Results of the present study indicated that the precision of the point-of-care assay for measurement of cTnI concentrations > 0.01 ng/mL was good because the CV of data for such concentrations was < 20%. The CV was high (38%) for measurement of a low cTnI concentration (0.01 ng/mL) in prepared plasma standards; this finding suggested that results for low cTnI concentrations were not precise. Results of other studies16,17,19 indicate the reference range for cTnI concentrations in blood samples of cattle is < 0.05 to < 0.08 ng/mL. Therefore, the point-of-care analyzer evaluated in the present study may be useful for identification of cattle with myocardial disease, although further research is warranted.
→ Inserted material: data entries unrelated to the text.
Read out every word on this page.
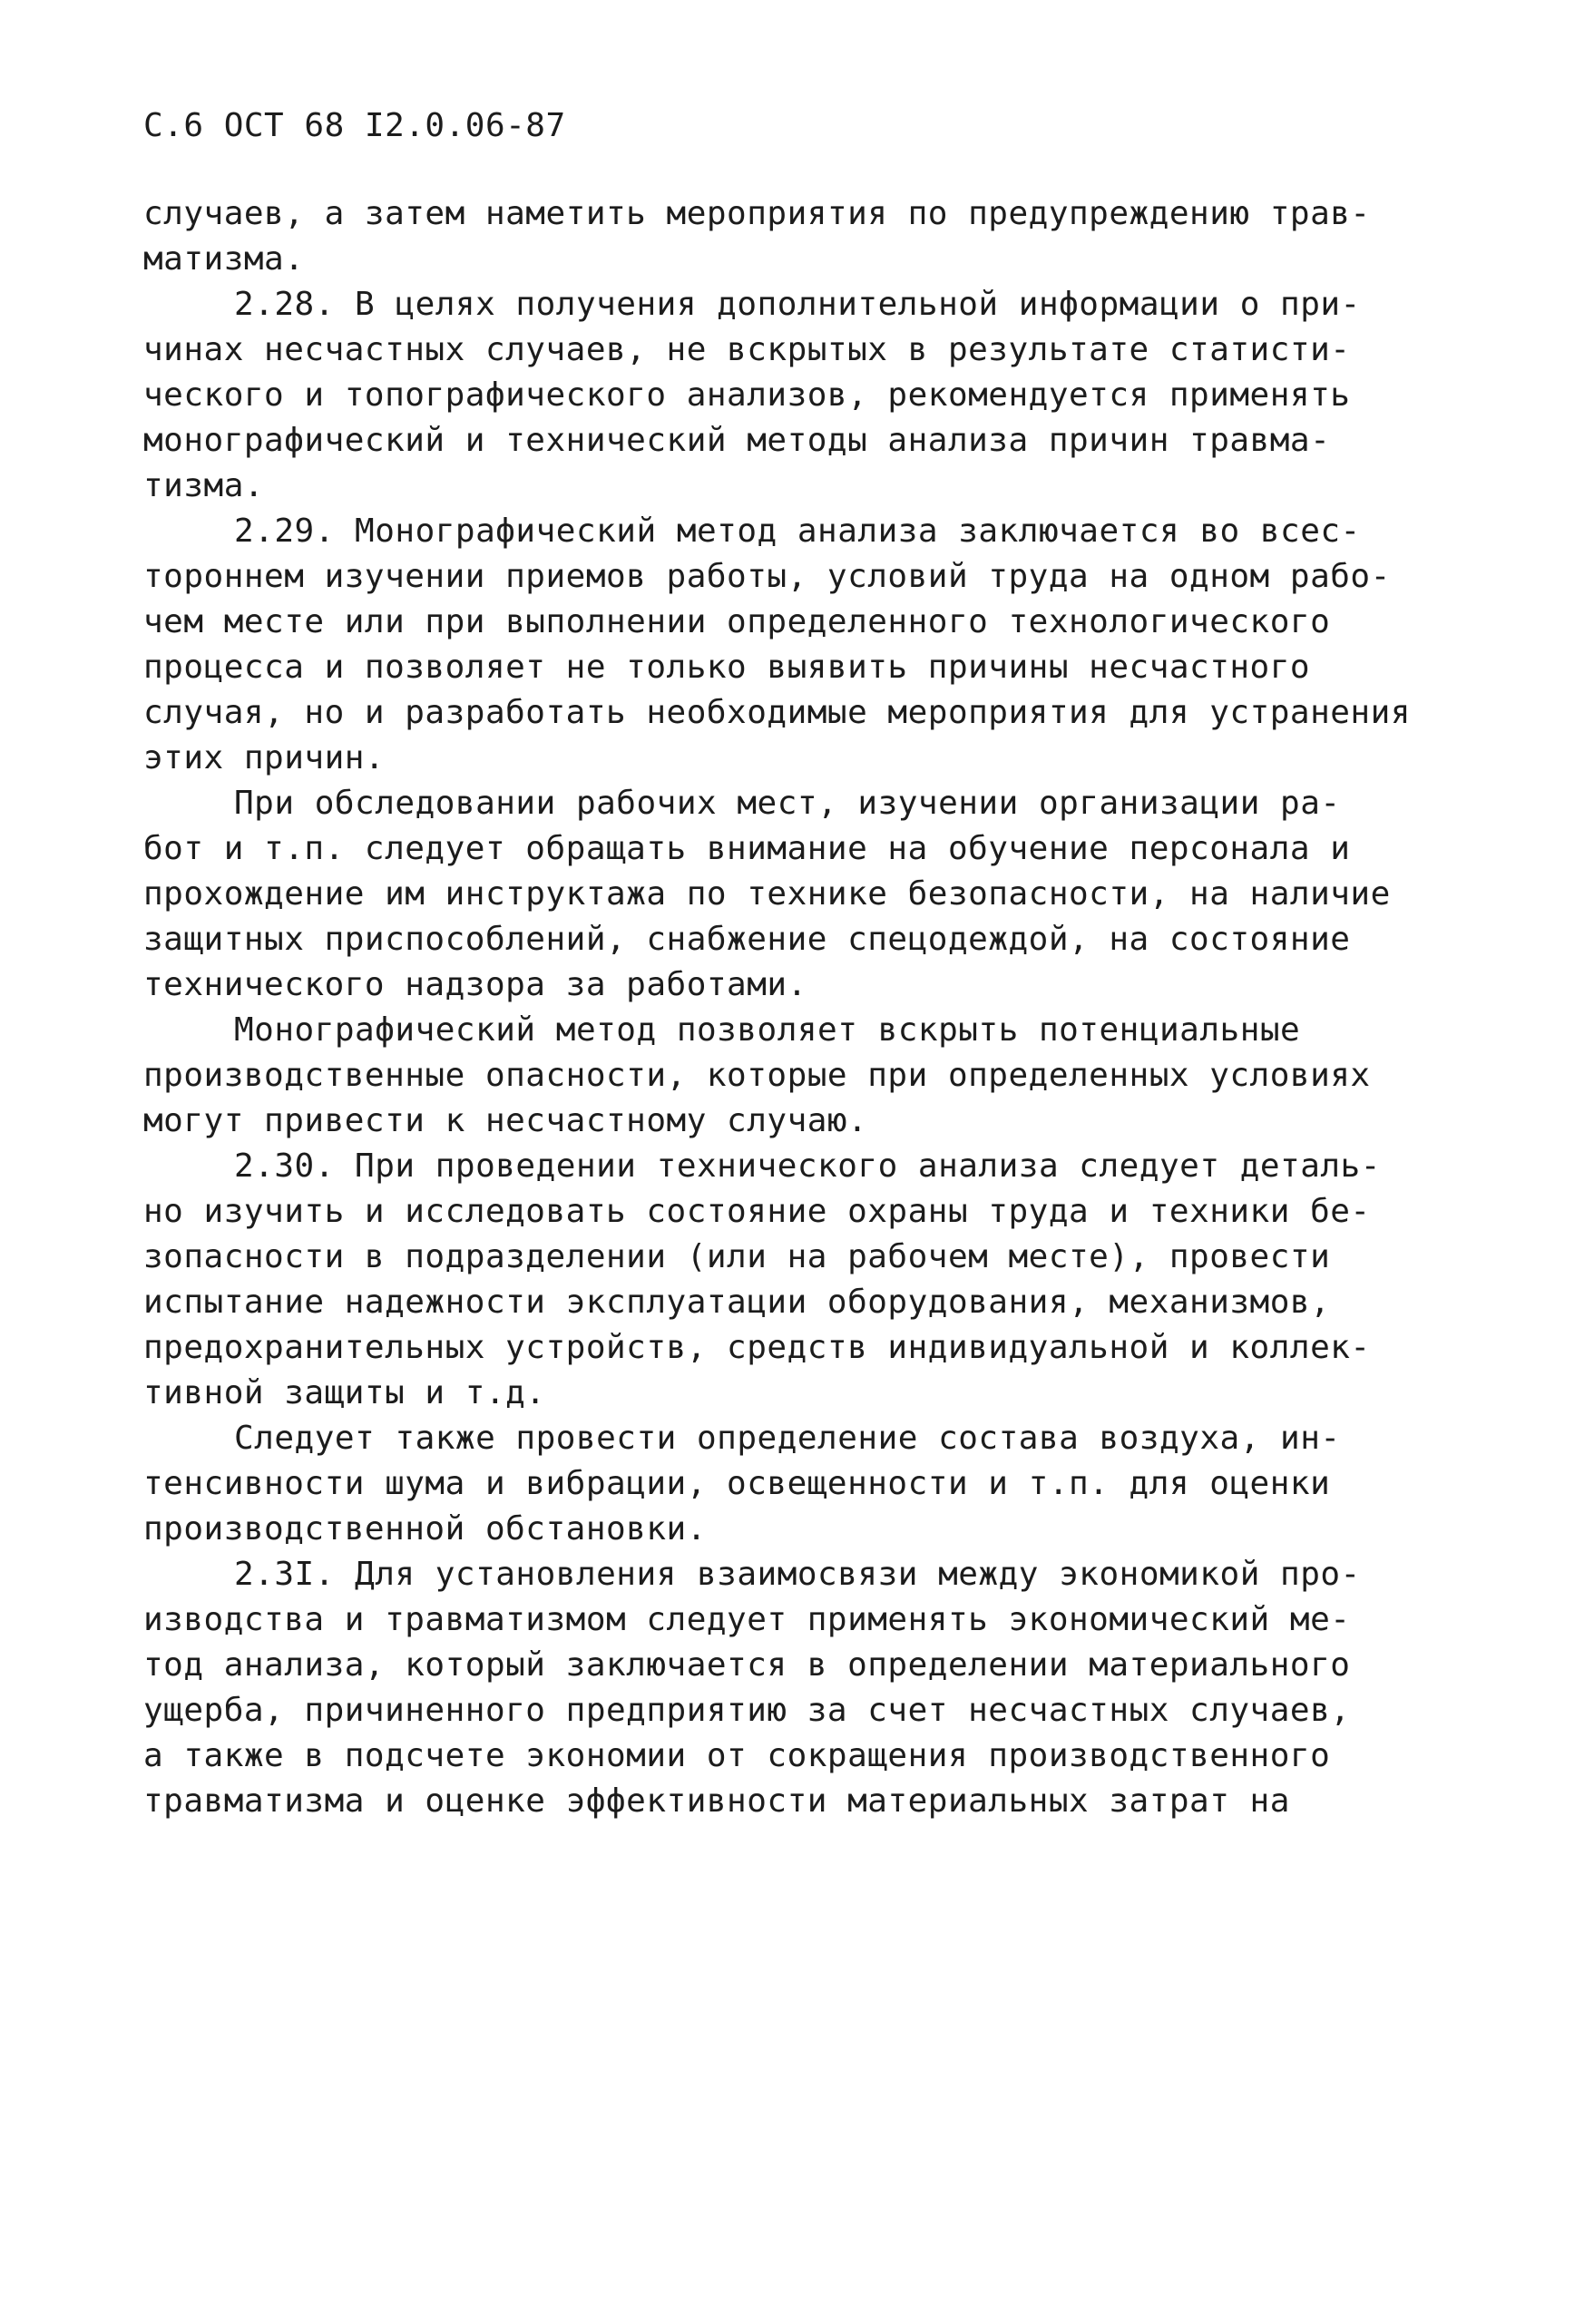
С.6 ОСТ 68 I2.0.06-87

случаев, а затем наметить мероприятия по предупреждению трав-

матизма.

2.28. В целях получения дополнительной информации о при-

чинах несчастных случаев, не вскрытых в результате статисти-

ческого и топографического анализов, рекомендуется применять

монографический и технический методы анализа причин травма-

тизма.

2.29. Монографический метод анализа заключается во всес-

тороннем изучении приемов работы, условий труда на одном рабо-

чем месте или при выполнении определенного технологического

процесса и позволяет не только выявить причины несчастного

случая, но и разработать необходимые мероприятия для устранения

этих причин.

При обследовании рабочих мест, изучении организации ра-

бот и т.п. следует обращать внимание на обучение персонала и

прохождение им инструктажа по технике безопасности, на наличие

защитных приспособлений, снабжение спецодеждой, на состояние

технического надзора за работами.

Монографический метод позволяет вскрыть потенциальные

производственные опасности, которые при определенных условиях

могут привести к несчастному случаю.

2.30. При проведении технического анализа следует деталь-

но изучить и исследовать состояние охраны труда и техники бе-

зопасности в подразделении (или на рабочем месте), провести

испытание надежности эксплуатации оборудования, механизмов,

предохранительных устройств, средств индивидуальной и коллек-

тивной защиты и т.д.

Следует также провести определение состава воздуха, ин-

тенсивности шума и вибрации, освещенности и т.п. для оценки

производственной обстановки.

2.3I. Для установления взаимосвязи между экономикой про-

изводства и травматизмом следует применять экономический ме-

тод анализа, который заключается в определении материального

ущерба, причиненного предприятию за счет несчастных случаев,

а также в подсчете экономии от сокращения производственного

травматизма и оценке эффективности материальных затрат на
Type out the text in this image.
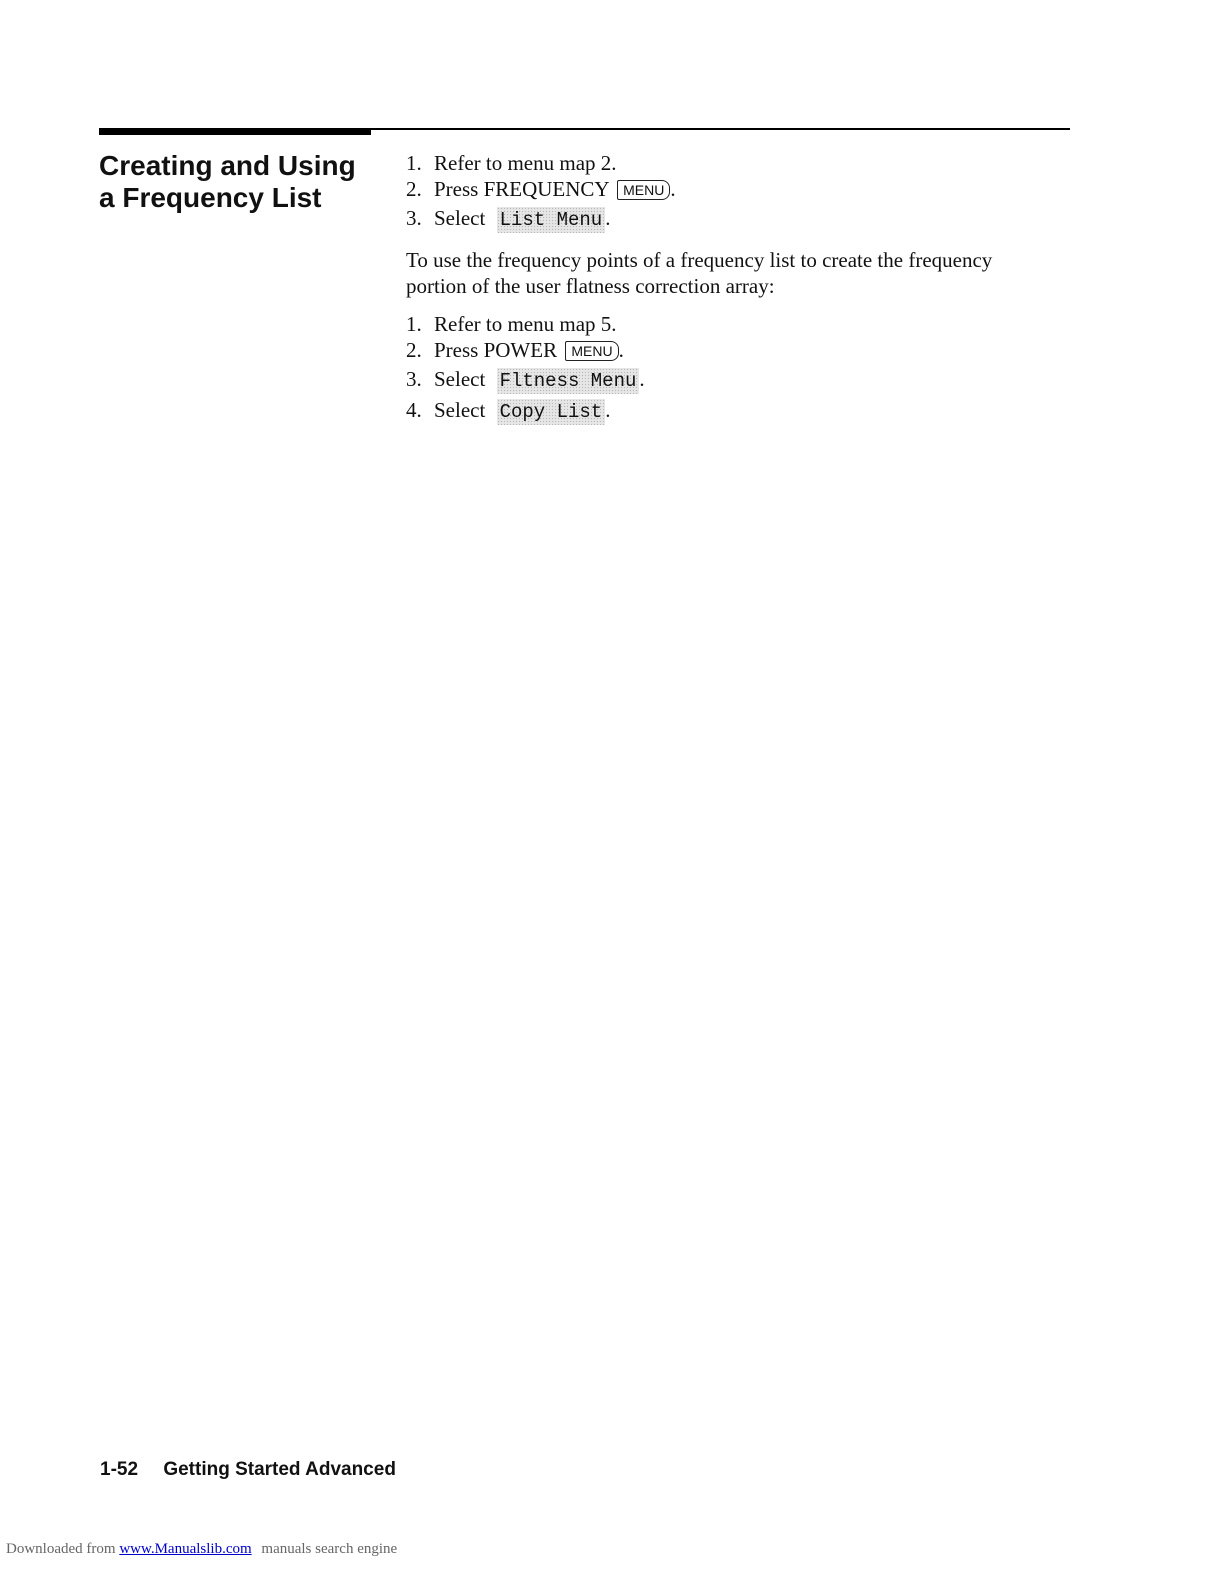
Creating and Using
a Frequency List
1. Refer to menu map 2.
2. Press FREQUENCY MENU .
3. Select List Menu .

To use the frequency points of a frequency list to create the frequency portion of the user flatness correction array:

1. Refer to menu map 5.
2. Press POWER MENU .
3. Select Fltness Menu .
4. Select Copy List .

1-52 Getting Started Advanced

Downloaded from www.Manualslib.com manuals search engine
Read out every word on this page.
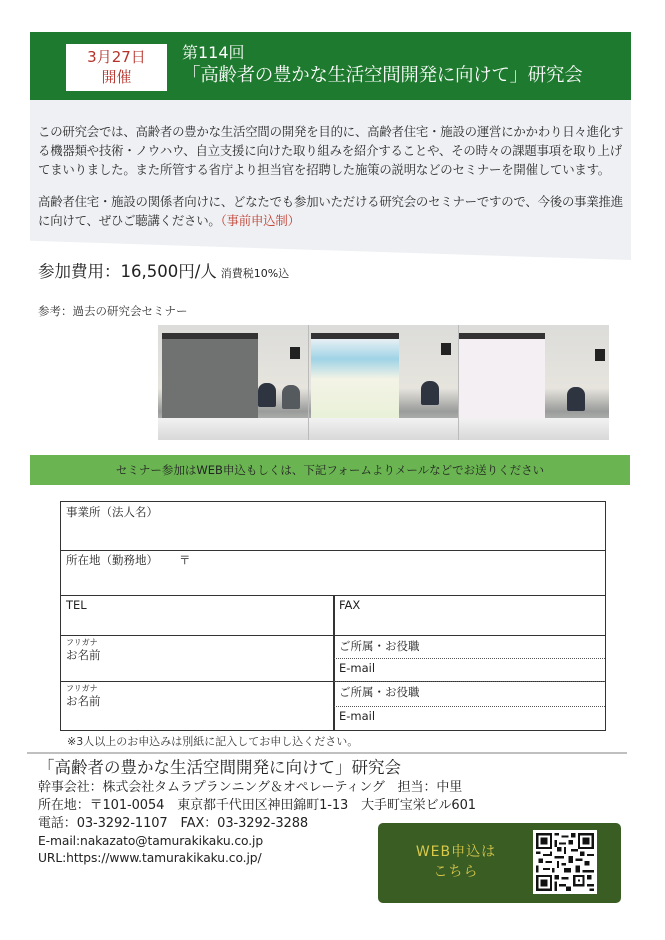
3月27日
開催
第114回
「高齢者の豊かな生活空間開発に向けて」研究会

この研究会では、高齢者の豊かな生活空間の開発を目的に、高齢者住宅・施設の運営にかかわり日々進化する機器類や技術・ノウハウ、自立支援に向けた取り組みを紹介することや、その時々の課題事項を取り上げてまいりました。また所管する省庁より担当官を招聘した施策の説明などのセミナーを開催しています。

高齢者住宅・施設の関係者向けに、どなたでも参加いただける研究会のセミナーですので、今後の事業推進に向けて、ぜひご聴講ください。（事前申込制）

参加費用：16,500円/人 消費税10%込
参考：過去の研究会セミナー
セミナー参加はWEB申込もしくは、下記フォームよりメールなどでお送りください
事業所（法人名）
所在地（勤務地） 〒
TEL	FAX
フリガナ
お名前
ご所属・お役職
E-mail
フリガナ
お名前
ご所属・お役職
E-mail
※3人以上のお申込みは別紙に記入してお申し込ください。
「高齢者の豊かな生活空間開発に向けて」研究会
幹事会社：株式会社タムラプランニング＆オペレーティング　担当：中里
所在地：〒101-0054　東京都千代田区神田錦町1-13　大手町宝栄ビル601
電話：03-3292-1107　FAX：03-3292-3288
E-mail:nakazato@tamurakikaku.co.jp
URL:https://www.tamurakikaku.co.jp/	WEB申込は
こちら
The point-of-care assay evaluated in the present study overestimates cTnI concentrations.22 This suggests that calves having myocardial injury are unlikely to be classified as clinically normal on the basis of results of this assay. Results of the present study suggested the analytic sensitivity of the point-of-care device for measurement of cTnI concentrations in bovine blood samples was 0.02 ng/mL (the lowest value that could be distinguished from a concentration of 0 ng/mL); therefore, a cTnI concentration of 0.01 ng/mL could not be reliably differentiated from a concentration of 0 ng/mL. The estimated 20% and 10% functional sensitivities of the point-of-care assay determined via calculation of CV percentages for cTnI concentrations are 0.07 and 0.10 ng/mL, respectively.22 This information may help explain the finding of a high CV for measurement of cTnI at a concentration of 0.01 ng/mL and the substantially lower CVs for concentrations > 0.10 ng/mL. The point-of-care diagnostic test has higher accuracy for measurement of abnormal concentrations of cTnI, which are considered to be > 0.05 to > 0.08 ng/mL on the basis of previous reports.16,17,19 Low cTnI concentration results may not be precise but would rarely cause a misclassification of a concentration associated with disease.

The concentrations of cTnI determined with the point-of-care assay for blood samples obtained from calves in the present study were similar to those determined via a different method for cattle in another study.19 This assay may be useful for point-of-care determination of cTnI concentrations for cattle. Further research may be warranted to determine the usefulness of this assay for identification of cattle with cardiopulmonary disease. Use of the point-of-care assay evaluated in the present study may allow rapid determination of cTnI concentrations and aid management of cattle with cardiopulmonary disease.

ABBREVIATIONS

cTnI

Cardiac troponin I

CV

Coefficient of variation

a.

i-STAT 1 portable clinical analyzer, Abaxis North America, Union City, Calif.

b.

i-STAT cTnI cartridge, Abaxis North America, Union City, Calif.

c.

Purified bovine cTnI, Life Diagnostics, West Chester, Pa.

d.

ADVIA Centaur TnI-Ultra, Siemens Medical Solutions Diagnostics, New York, NY.

e.

Excel for Mac 2008, Microsoft Corp, Redmond, Wash.